DUBLIN — One of Ireland’s top hospitals won’t be permitted to keep administering COVID-19 vaccines after it inoculated teachers at an elite private school rather than its own high-risk patients.
Irish media reported that Beacon Hospital chief executive Michael Cullen personally phoned the school that his own children attend, St. Gerard’s, to offer vaccines to its teachers and staff.
This broke health authorities’ rules for determining who should be protected first amid an unexpectedly slow national rollout of vaccines. The government initially said Beacon could continue to administer vaccinations but, when faced with growing public uproar, reversed its decision Saturday.
“The provision of vaccines by the Beacon Hospital to a school was entirely inappropriate and completely unacceptable,” said Health Minister Stephen Donnelly, who ordered an investigation.
The episode has touched a nerve in a country where nepotism is common and those connected with fee-paying schools are seen to enjoy insider advantages, including queue-jumping for vaccines.
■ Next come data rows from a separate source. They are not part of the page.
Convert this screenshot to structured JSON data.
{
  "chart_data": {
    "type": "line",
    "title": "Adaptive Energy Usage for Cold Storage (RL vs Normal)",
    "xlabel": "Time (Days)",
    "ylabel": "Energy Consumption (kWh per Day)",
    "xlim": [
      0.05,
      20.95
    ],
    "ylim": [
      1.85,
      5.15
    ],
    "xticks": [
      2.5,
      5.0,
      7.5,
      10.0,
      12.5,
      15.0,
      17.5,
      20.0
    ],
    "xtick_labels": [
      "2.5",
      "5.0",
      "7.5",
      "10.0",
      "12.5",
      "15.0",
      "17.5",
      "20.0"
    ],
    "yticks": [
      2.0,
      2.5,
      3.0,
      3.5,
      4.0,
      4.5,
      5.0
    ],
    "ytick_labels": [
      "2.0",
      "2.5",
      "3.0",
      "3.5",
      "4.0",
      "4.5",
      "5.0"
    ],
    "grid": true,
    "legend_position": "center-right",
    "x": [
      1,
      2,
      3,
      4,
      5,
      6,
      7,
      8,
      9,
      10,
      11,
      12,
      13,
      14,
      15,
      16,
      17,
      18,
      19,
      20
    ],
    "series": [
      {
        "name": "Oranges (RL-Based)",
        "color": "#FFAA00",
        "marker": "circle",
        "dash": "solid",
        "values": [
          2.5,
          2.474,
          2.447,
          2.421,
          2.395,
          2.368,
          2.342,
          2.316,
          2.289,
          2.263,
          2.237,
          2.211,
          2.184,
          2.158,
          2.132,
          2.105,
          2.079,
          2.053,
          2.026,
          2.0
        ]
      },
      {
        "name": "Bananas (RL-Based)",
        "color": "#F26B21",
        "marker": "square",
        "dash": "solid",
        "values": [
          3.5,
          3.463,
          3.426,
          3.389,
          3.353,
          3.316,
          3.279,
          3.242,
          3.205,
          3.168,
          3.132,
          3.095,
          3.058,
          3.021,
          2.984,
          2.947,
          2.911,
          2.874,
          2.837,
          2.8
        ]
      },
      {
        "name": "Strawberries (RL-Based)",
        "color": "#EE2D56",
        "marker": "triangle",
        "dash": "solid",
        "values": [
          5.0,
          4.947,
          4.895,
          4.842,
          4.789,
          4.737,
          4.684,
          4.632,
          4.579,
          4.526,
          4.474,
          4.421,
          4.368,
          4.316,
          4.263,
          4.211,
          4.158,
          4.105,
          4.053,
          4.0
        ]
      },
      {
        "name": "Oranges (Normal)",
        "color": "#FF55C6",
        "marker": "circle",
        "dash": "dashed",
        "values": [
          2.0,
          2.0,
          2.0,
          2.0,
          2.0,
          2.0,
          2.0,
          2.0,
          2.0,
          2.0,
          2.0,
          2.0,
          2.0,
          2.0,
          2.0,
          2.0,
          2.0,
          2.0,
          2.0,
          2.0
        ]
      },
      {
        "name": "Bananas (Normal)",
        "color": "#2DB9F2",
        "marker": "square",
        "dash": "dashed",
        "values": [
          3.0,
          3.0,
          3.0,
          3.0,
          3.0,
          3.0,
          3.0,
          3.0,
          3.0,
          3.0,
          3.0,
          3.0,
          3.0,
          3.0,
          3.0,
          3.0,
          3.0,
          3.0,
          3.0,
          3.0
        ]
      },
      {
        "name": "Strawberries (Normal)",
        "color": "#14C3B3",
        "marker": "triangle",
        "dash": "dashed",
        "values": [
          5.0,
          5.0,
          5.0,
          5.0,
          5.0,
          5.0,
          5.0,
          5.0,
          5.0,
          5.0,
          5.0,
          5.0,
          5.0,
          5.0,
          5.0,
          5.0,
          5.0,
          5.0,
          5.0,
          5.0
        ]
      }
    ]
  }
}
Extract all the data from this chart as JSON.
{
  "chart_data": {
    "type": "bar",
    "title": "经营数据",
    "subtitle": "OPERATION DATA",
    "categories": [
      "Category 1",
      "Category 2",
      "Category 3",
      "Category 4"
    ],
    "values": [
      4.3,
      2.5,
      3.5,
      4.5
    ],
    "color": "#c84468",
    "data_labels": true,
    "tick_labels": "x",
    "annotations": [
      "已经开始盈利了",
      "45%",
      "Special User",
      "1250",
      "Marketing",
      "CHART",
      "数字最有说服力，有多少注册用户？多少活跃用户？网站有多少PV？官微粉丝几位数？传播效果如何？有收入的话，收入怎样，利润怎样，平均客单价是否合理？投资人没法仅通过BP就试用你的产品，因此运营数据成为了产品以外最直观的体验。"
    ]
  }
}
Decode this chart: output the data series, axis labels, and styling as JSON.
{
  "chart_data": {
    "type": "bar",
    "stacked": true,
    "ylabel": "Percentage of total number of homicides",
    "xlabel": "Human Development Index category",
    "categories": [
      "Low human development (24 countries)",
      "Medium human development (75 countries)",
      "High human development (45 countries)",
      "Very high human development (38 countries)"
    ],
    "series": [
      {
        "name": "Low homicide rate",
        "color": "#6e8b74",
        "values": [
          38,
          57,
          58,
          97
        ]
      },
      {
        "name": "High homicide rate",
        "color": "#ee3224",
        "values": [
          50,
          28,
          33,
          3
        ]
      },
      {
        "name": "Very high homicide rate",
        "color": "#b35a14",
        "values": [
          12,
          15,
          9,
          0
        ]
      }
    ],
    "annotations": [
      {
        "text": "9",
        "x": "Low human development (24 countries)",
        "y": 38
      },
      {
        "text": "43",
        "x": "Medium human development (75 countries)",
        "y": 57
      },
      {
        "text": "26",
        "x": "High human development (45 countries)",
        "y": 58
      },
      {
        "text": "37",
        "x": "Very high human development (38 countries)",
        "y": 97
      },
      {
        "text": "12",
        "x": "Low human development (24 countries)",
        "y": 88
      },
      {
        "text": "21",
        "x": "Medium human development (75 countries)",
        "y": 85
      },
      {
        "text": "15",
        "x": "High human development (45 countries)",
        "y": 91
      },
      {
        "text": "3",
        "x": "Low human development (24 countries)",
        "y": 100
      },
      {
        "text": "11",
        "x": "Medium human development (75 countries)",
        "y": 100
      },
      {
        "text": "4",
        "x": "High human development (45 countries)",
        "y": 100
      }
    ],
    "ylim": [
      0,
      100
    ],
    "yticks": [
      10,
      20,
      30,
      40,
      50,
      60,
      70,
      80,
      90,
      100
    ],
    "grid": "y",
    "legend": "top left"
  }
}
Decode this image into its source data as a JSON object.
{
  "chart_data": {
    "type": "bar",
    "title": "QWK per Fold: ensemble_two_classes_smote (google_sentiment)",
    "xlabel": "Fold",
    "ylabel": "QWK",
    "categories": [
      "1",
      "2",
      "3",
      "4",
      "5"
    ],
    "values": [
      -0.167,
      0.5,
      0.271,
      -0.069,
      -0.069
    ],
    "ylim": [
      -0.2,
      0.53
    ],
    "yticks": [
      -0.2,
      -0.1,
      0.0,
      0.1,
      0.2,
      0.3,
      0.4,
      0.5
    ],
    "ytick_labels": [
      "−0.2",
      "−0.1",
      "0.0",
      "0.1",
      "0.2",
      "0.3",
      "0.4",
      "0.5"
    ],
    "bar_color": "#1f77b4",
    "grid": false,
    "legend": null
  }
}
Beacon Hospital, in Dublin’s affluent southern suburbs, is owned by one of Ireland’s wealthiest men, telecoms tycoon Denis O’Brien. About 12 kilometers south, overlooking the Irish Sea and the beach resort of Bray, is St. Gerard’s School. Tuition for its 760 students exceeds €7,400 a head, making it one of Ireland’s most expensive.
Cullen said the hospital offered the shots to St. Gerard’s staff after the day’s scheduled inoculations were completed and approximately 20 doses were left.
The hospital CEO conceded that the decision violated government instructions to prioritize the elderly, health care workers and people with high-risk medical conditions. “It was made under time pressure and with a view to ensuring that the vaccines did not go to waste,” he said.
His excuse infuriated hospital patients who live much closer than the school and are still not vaccinated.
“We both are so angry and frustrated. It’s a kick in the teeth,” said Aoife Stokes, whose 64-year-old mother is a cancer patient at Beacon still awaiting her first shot.
“How does the Beacon not have a stand-by list of their own patients in vulnerable categories?” she said. “It is very difficult to understand. It feels shambolic.”